Desde que había bajado del avión, tenía la sensación de estar flotando. Había seguido

mecánicamente a los demás pasajeros hasta la cinta transportadora para recuperar mi equipaje.

Después, un poco más tarde, en la oficina de alquiler, había conseguido entenderme con mi

interlocutor -a pesar de su acento, tan espeso que se podría cortar- y firmar el contrato.

Sin embargo ahora, delante del coche, helada, encorvada, extenuada, me preguntaba en qué

demonios estaba yo pensando cuando se me ocurrió semejante idea. Pero ya no tenía elección, quería

estar en casa, y mi casa, a partir de entonces, estaba en Mulranny.

Tras varios intentos fallidos, logré encender un cigarrillo. El fuerte viento no dejaba de azotar ni un

segundo, y empezaba a ponerme de los nervios. La cosa fue a peor cuando me di cuenta de que estaba

consumiendo el pitillo en mi lugar.

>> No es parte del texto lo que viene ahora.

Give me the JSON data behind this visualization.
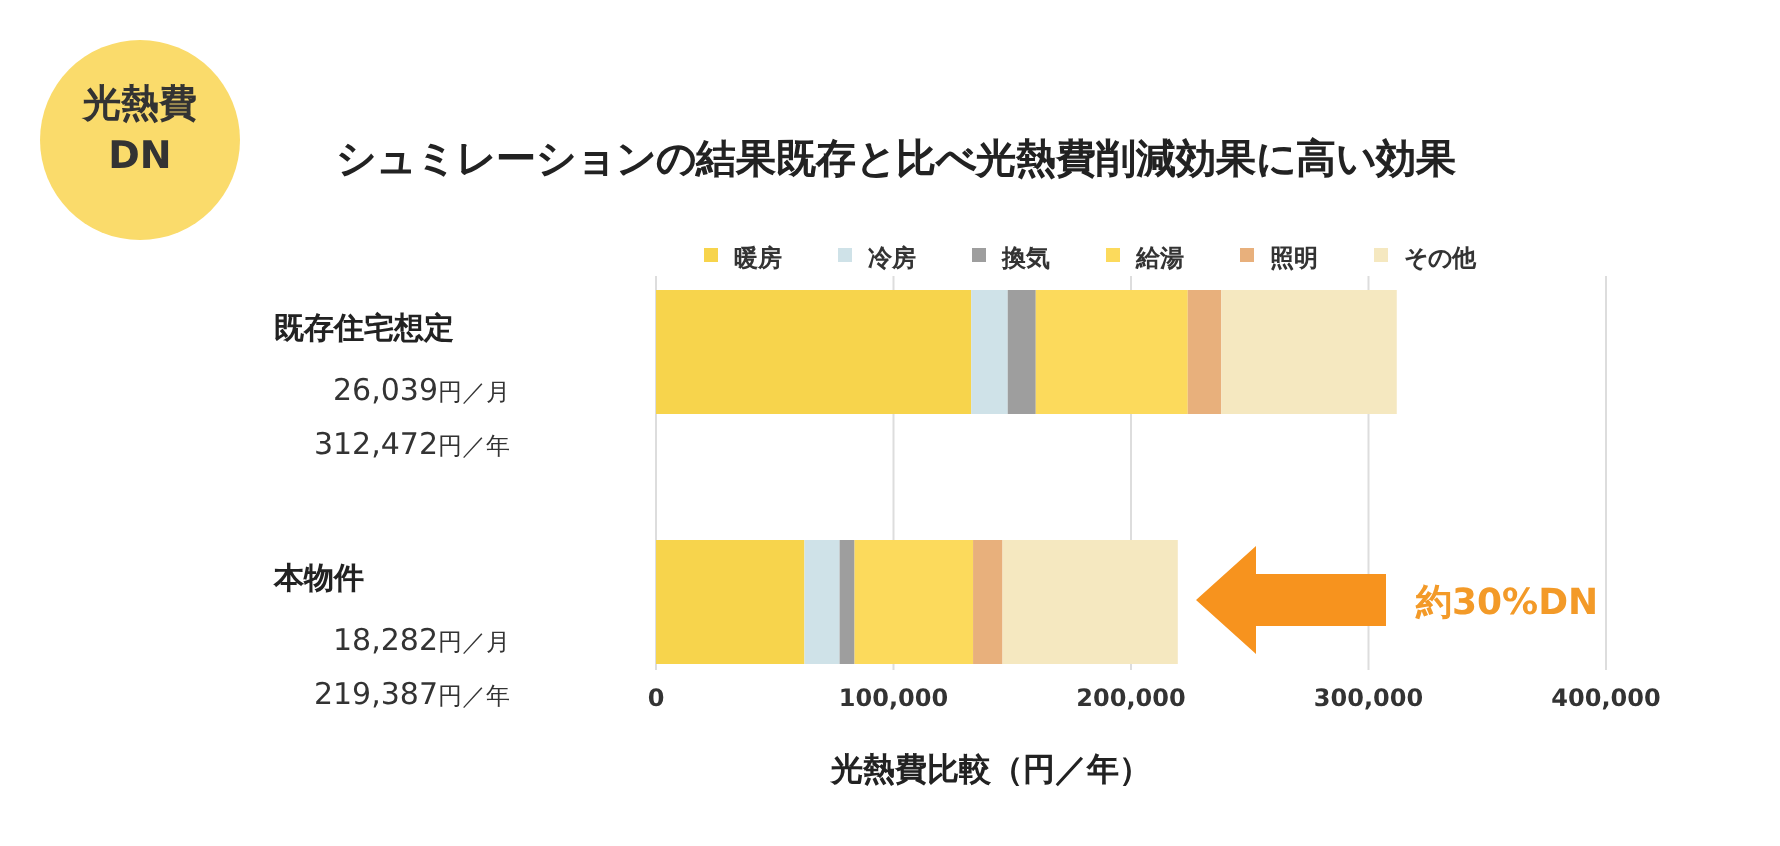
{
  "chart_data": {
    "type": "bar",
    "orientation": "horizontal",
    "stacked": true,
    "title": "シュミレーションの結果既存と比べ光熱費削減効果に高い効果",
    "xlabel": "光熱費比較（円／年）",
    "categories": [
      "既存住宅想定",
      "本物件"
    ],
    "series": [
      {
        "name": "暖房",
        "color": "#f7d44c",
        "values": [
          132700,
          62500
        ]
      },
      {
        "name": "冷房",
        "color": "#cfe2e8",
        "values": [
          15400,
          14800
        ]
      },
      {
        "name": "換気",
        "color": "#9e9e9e",
        "values": [
          11800,
          6300
        ]
      },
      {
        "name": "給湯",
        "color": "#fcda5c",
        "values": [
          64000,
          49900
        ]
      },
      {
        "name": "照明",
        "color": "#e8b07c",
        "values": [
          14100,
          12400
        ]
      },
      {
        "name": "その他",
        "color": "#f5e8c0",
        "values": [
          73900,
          73800
        ]
      }
    ],
    "xlim": [
      0,
      400000
    ],
    "xticks": [
      0,
      {
        "value": 100000,
        "label": "100,000"
      },
      {
        "value": 200000,
        "label": "200,000"
      },
      {
        "value": 300000,
        "label": "300,000"
      },
      {
        "value": 400000,
        "label": "400,000"
      }
    ],
    "grid": "x",
    "legend": "top",
    "annotations": [
      "光熱費\nDN",
      "26,039円／月",
      "312,472円／年",
      "18,282円／月",
      "219,387円／年",
      "約30%DN"
    ]
  }
}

Así que encendí otro antes de cargar el maletero. De paso me

prendí un mechón de pelo que una ráfaga de viento había soltado sobre mi rostro.

Un adhesivo en el parabrisas me recordó que allí se conducía por la izquierda. Giré el contacto, metí

la primera y el coche se caló. El segundo y tercer intento de arrancar se saldaron igualmente con un

fracaso. Me había tocado un coche podrido. Me dirigí hasta una garita donde se agrupaban cinco

hombres que habían asistido a la escena con una sonrisa en los labios.

-Quiero que me cambien el coche, no funciona -dije visiblemente molesta.

-Buenos días -me respondió el hombre de más edad sin dejar de sonreír-. ¿Cuál es el problema?

-No lo sé, no quiere arrancar.

-Venga, chicos, vamos a echar una mano a la señora.

Impresionada por su estatura, di un paso atrás cuando salieron. «Jugadores de rugby devoradores de

ovejas», había dicho Félix. No se había equivocado. Me escoltaron hasta el coche. Volví a intentar

arrancarlo. Nada. El coche se caló de nuevo.

-Se está equivocando de marcha -me indicó uno de los gigantes, divertido.

-Pero bueno, no..., para nada. Estoy metiendo primera.

-Meta más bien quinta. Su quinta. Ya verá.

En su mirada había desaparecido todo rastro de burla. Seguí su consejo y el coche arrancó.

-Aquí todo es al revés. El lado por donde se conduce, el volante, y las marchas.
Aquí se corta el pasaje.